Knowledge and Evaluation Research Unit, Mayo Clinic, Rochester, Minnesota, USA.
Health Qual Life Outcomes. 2011 Oct 13;9:90. doi: 10.1186/1477-7525-9-90.
Existing literature on mood disorders suggests that the demographic distribution of bipolar disorder may differ from that of unipolar depression, and also that bipolar disorder may be especially disruptive to personal functioning. Yet, few studies have directly compared the populations with unipolar depressive and bipolar disorders, whether in terms of demographic characteristics or personal limitations. Furthermore, studies have generally examined work-related costs, without fully investigating the extensive personal limitations associated with diagnoses of specific mood disorders. The purpose of the present study is to compare, at a national level, the demographic characteristics, work productivity, and personal limitations among individuals diagnosed with bipolar disorder versus those diagnosed with unipolar depressive disorders and no mood disorder.
The Medical Expenditure Panel Survey 2004-2006, a nationally representative survey of the civilian, non-institutionalized U.S. population, was used to identify individuals diagnosed with bipolar disorder and unipolar depressive disorders based on ICD-9 classifications. Outcomes of interest were indirect costs, including work productivity and personal limitations.

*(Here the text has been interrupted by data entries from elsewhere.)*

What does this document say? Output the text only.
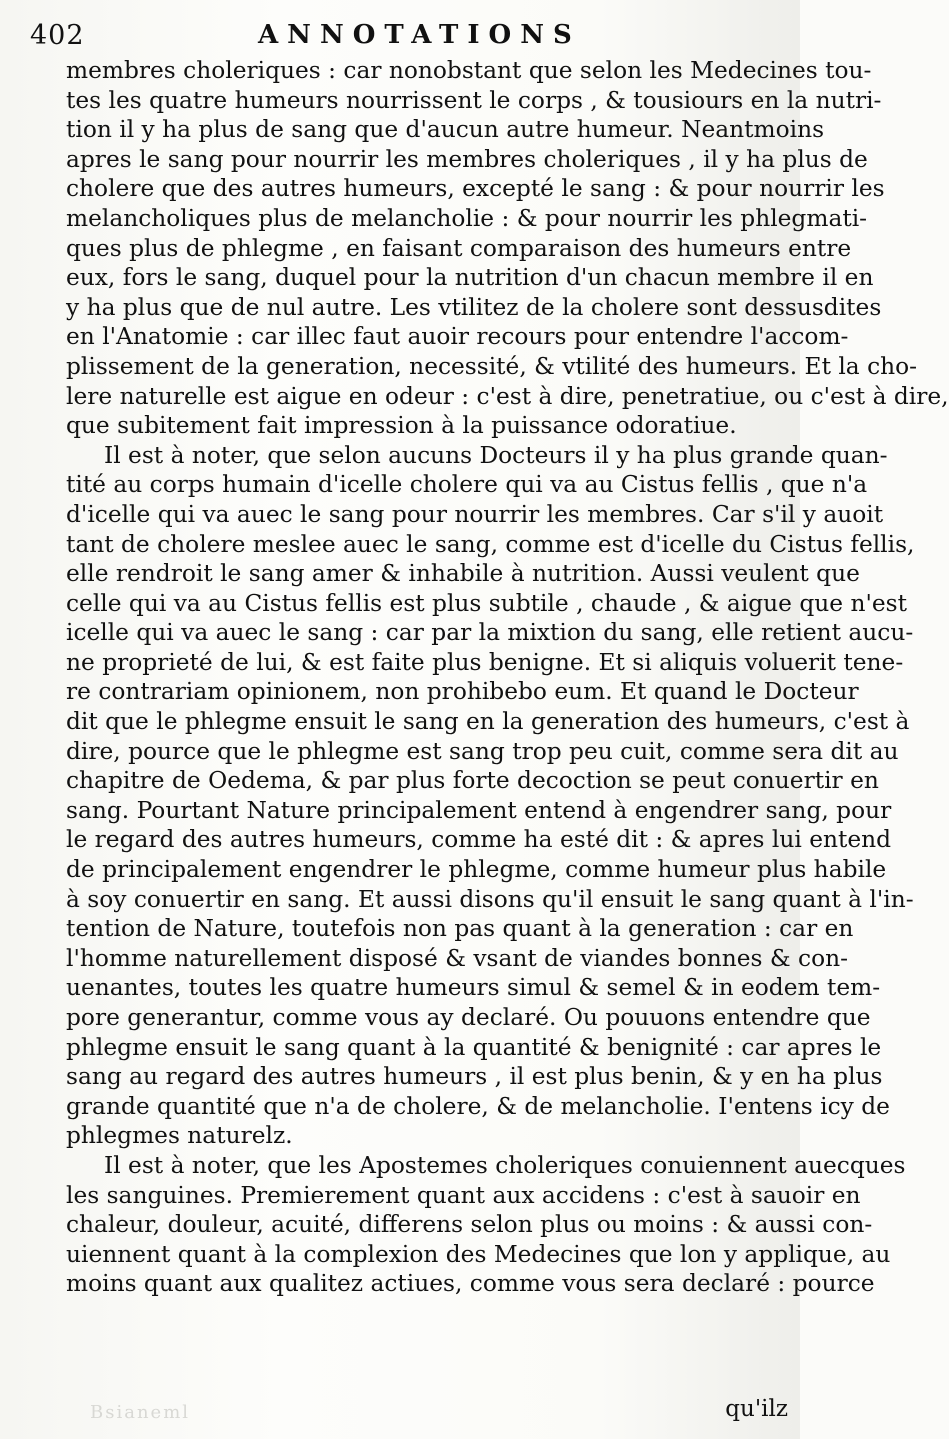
402	ANNOTATIONS
membres choleriques : car nonobstant que selon les Medecines tou-
tes les quatre humeurs nourrissent le corps , & tousiours en la nutri-
tion il y ha plus de sang que d'aucun autre humeur. Neantmoins
apres le sang pour nourrir les membres choleriques , il y ha plus de
cholere que des autres humeurs, excepté le sang : & pour nourrir les
melancholiques plus de melancholie : & pour nourrir les phlegmati-
ques plus de phlegme , en faisant comparaison des humeurs entre
eux, fors le sang, duquel pour la nutrition d'un chacun membre il en
y ha plus que de nul autre. Les vtilitez de la cholere sont dessusdites
en l'Anatomie : car illec faut auoir recours pour entendre l'accom-
plissement de la generation, necessité, & vtilité des humeurs. Et la cho-
lere naturelle est aigue en odeur : c'est à dire, penetratiue, ou c'est à dire,
que subitement fait impression à la puissance odoratiue.
Il est à noter, que selon aucuns Docteurs il y ha plus grande quan-
tité au corps humain d'icelle cholere qui va au Cistus fellis , que n'a
d'icelle qui va auec le sang pour nourrir les membres. Car s'il y auoit
tant de cholere meslee auec le sang, comme est d'icelle du Cistus fellis,
elle rendroit le sang amer & inhabile à nutrition. Aussi veulent que
celle qui va au Cistus fellis est plus subtile , chaude , & aigue que n'est
icelle qui va auec le sang : car par la mixtion du sang, elle retient aucu-
ne proprieté de lui, & est faite plus benigne. Et si aliquis voluerit tene-
re contrariam opinionem, non prohibebo eum. Et quand le Docteur
dit que le phlegme ensuit le sang en la generation des humeurs, c'est à
dire, pource que le phlegme est sang trop peu cuit, comme sera dit au
chapitre de Oedema, & par plus forte decoction se peut conuertir en
sang. Pourtant Nature principalement entend à engendrer sang, pour
le regard des autres humeurs, comme ha esté dit : & apres lui entend
de principalement engendrer le phlegme, comme humeur plus habile
à soy conuertir en sang. Et aussi disons qu'il ensuit le sang quant à l'in-
tention de Nature, toutefois non pas quant à la generation : car en
l'homme naturellement disposé & vsant de viandes bonnes & con-
uenantes, toutes les quatre humeurs simul & semel & in eodem tem-
pore generantur, comme vous ay declaré. Ou pouuons entendre que
phlegme ensuit le sang quant à la quantité & benignité : car apres le
sang au regard des autres humeurs , il est plus benin, & y en ha plus
grande quantité que n'a de cholere, & de melancholie. I'entens icy de
phlegmes naturelz.
Il est à noter, que les Apostemes choleriques conuiennent auecques
les sanguines. Premierement quant aux accidens : c'est à sauoir en
chaleur, douleur, acuité, differens selon plus ou moins : & aussi con-
uiennent quant à la complexion des Medecines que lon y applique, au
moins quant aux qualitez actiues, comme vous sera declaré : pource
Bsianeml	qu'ilz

Compared to those with depression and no mood disorder, higher proportions of the population with bipolar disorder were poor, living alone, and not married. Also, the bipolar disorder population had higher rates of unemployment and social, cognitive, work, and household limitations than the depressed population. In multivariate models, patients with bipolar disorder or depression were more likely to be unemployed, miss work, and have social, cognitive, physical, and household limitations than those with no mood disorder. Notably, findings indicated particularly high costs for bipolar disorder, even beyond depression, with especially large differences in odds ratios for non-employment (4.6 for bipolar disorder versus 1.9 for depression, with differences varying by gender), social limitations (5.17 versus 2.85), cognitive limitations (10.78 versus 3.97), and work limitations (6.71 versus 3.19).
The bipolar disorder population is distinctly more vulnerable than the population with depressive disorder, with evidence of fewer personal resources, lower work productivity, and greater personal limitations. More systematic analysis of the availability and quality of care for patients with bipolar disorder is encouraged to identify effectively tailored treatment interventions and maximize cost containment.
现有关于心境障碍的文献表明,双相情感障碍的人口分布可能与单相抑郁不同,而且双相情感障碍可能对个人功能造成特别大的破坏。然而,很少有研究直接比较单相抑郁和双相情感障碍患者人群,无论是在人口统计学特征还是个人局限性方面。此外,研究通常检查与工作相关的成本,而没有充分调查与特定心境障碍诊断相关的广泛个人局限性。本研究的目的是在全国范围内比较诊断为双相情感障碍与单相抑郁和无心境障碍的个体的人口统计学特征、工作生产力和个人局限性。
使用 2004-2006 年全国代表性的美国非住院平民医疗支出面板调查,根据 ICD-9 分类确定诊断为双相情感障碍和单相抑郁障碍的个体。感兴趣的结果是间接成本,包括工作生产力和个人局限性。
与抑郁和无心境障碍的个体相比,更多的双相情感障碍患者群体生活贫困、独居且未婚。此外,双相情感障碍患者群体的失业和社会、认知、工作和家庭限制率高于抑郁患者群体。在多变量模型中,与无心境障碍的个体相比,患有双相情感障碍或抑郁症的患者更有可能失业、旷工,并且存在社会、认知、身体和家庭限制。值得注意的是,即使与抑郁症相比,双相情感障碍的发现表明其成本更高,尤其是在非就业(双相情感障碍为 4.6,抑郁症为 1.9,性别差异不同)、社会限制(5.17 对 2.85)、认知限制(10.78 对 3.97)和工作限制(6.71 对 3.19)方面的比值差异更大。
双相情感障碍患者群体明显比抑郁症患者群体更脆弱,证据表明他们的个人资源更少、工作生产力更低、个人局限性更大。鼓励更系统地分析双相情感障碍患者的护理资源和质量,以确定有效定制的治疗干预措施并最大限度地控制成本。